Jacek Sutryk: Nie czuję się winny
Po wyjściu z prokuratury, Jacek Sutryk stwierdził, że nie przyznaje się do winy i przedstawił szczegółowe wyjaśnienia. Wyraził przekonanie, że wiele kwestii, o które jest oskarżany, było omawiane prawie dwa lata temu. W rozmowie z dziennikarzami podkreślił, że sprawy, które obecnie są na tapecie, nie są dla niego zaskoczeniem, choć uznał je za absurdalne.
– Nie wręczyłem żadnej łapówki i to również będzie przedmiotem naszych rozmów – dodał.
Przyszłość i wyzwania
Na pytanie o ewentualną rezygnację z urzędu, Sutryk odpowiedział, że nie widzi ku temu powodów. Zaznaczył, że gdyby działania prokuratury były w związku z jego funkcją, zostałby odsunięty od zajmowanej pozycji, co jednak nie miało miejsca.
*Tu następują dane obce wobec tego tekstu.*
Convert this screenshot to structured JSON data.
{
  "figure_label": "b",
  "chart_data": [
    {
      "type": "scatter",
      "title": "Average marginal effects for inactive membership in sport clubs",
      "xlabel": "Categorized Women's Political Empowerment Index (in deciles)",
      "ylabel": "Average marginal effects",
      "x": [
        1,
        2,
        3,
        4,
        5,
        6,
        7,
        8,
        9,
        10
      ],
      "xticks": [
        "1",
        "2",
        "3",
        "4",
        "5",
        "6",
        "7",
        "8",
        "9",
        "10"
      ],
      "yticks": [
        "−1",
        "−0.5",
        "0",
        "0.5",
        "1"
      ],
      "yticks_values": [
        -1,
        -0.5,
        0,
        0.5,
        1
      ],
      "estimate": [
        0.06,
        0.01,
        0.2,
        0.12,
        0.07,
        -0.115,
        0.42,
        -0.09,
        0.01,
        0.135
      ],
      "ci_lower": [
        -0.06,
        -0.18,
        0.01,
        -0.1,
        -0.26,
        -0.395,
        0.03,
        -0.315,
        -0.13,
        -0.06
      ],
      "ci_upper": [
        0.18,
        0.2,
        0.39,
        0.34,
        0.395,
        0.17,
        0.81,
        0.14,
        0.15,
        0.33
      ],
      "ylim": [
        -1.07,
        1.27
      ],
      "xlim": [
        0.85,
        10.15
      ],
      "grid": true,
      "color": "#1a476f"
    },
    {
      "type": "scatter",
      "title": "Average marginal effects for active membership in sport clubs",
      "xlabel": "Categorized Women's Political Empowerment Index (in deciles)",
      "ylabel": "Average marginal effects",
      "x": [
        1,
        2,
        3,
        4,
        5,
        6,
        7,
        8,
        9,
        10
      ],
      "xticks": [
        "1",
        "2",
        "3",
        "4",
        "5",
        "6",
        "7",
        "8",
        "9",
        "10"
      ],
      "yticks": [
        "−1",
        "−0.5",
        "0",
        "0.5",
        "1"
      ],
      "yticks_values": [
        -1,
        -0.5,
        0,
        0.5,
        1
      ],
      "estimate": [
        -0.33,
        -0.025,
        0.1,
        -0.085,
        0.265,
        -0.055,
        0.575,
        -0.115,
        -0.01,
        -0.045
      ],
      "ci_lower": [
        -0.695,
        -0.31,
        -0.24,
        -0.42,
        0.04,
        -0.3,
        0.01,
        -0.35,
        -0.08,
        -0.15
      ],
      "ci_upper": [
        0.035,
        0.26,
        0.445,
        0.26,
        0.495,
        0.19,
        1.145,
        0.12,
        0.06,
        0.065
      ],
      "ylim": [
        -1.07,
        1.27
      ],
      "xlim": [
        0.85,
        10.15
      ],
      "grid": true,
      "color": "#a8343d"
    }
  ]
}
Z zamiarem powrotu do pracy w Wrocławiu, wyraził rozczarowanie długim czasem przesłuchania i czekania na decyzje w prokuraturze, które jego zdaniem mogły być lepiej zorganizowane.
Sutryk skomentował również kontekst polityczny sprawy, sugerując, że w ciągu minionych kilku lat był świadkiem różnych prób wobec jego osoby, co wzbudza jego wątpliwości.
Oświadczenie w obronie
Rzecznik szefa MSWiA, Jacek Dobrzyński, przekazał informacje dotyczące zatrzymania Sutryka, które miały miejsce na polecenie prokuratora. Po jego zatrzymaniu, prokurator rozpoczął czynności procesowe w Katowicach. Wkrótce po sytuacji, Biuro Prasowe Urzędu Miejskiego Wrocławia przypomniało oświadczenie Sutryka z kwietnia, w którym twierdził, że naukę na Collegium Humanum finansował z prywatnych środków i zdał wszystkie egzaminy.
W odpowiedzi na zarzuty, prezydent stwierdził, że czuje się osobą pokrzywdzoną i oczekuje na szybkie wyjaśnienie sprawy przez odpowiednie organy.
Obecnie funkcje związane z zarządzaniem miastem sprawuje wiceprezydent Renata Granowska.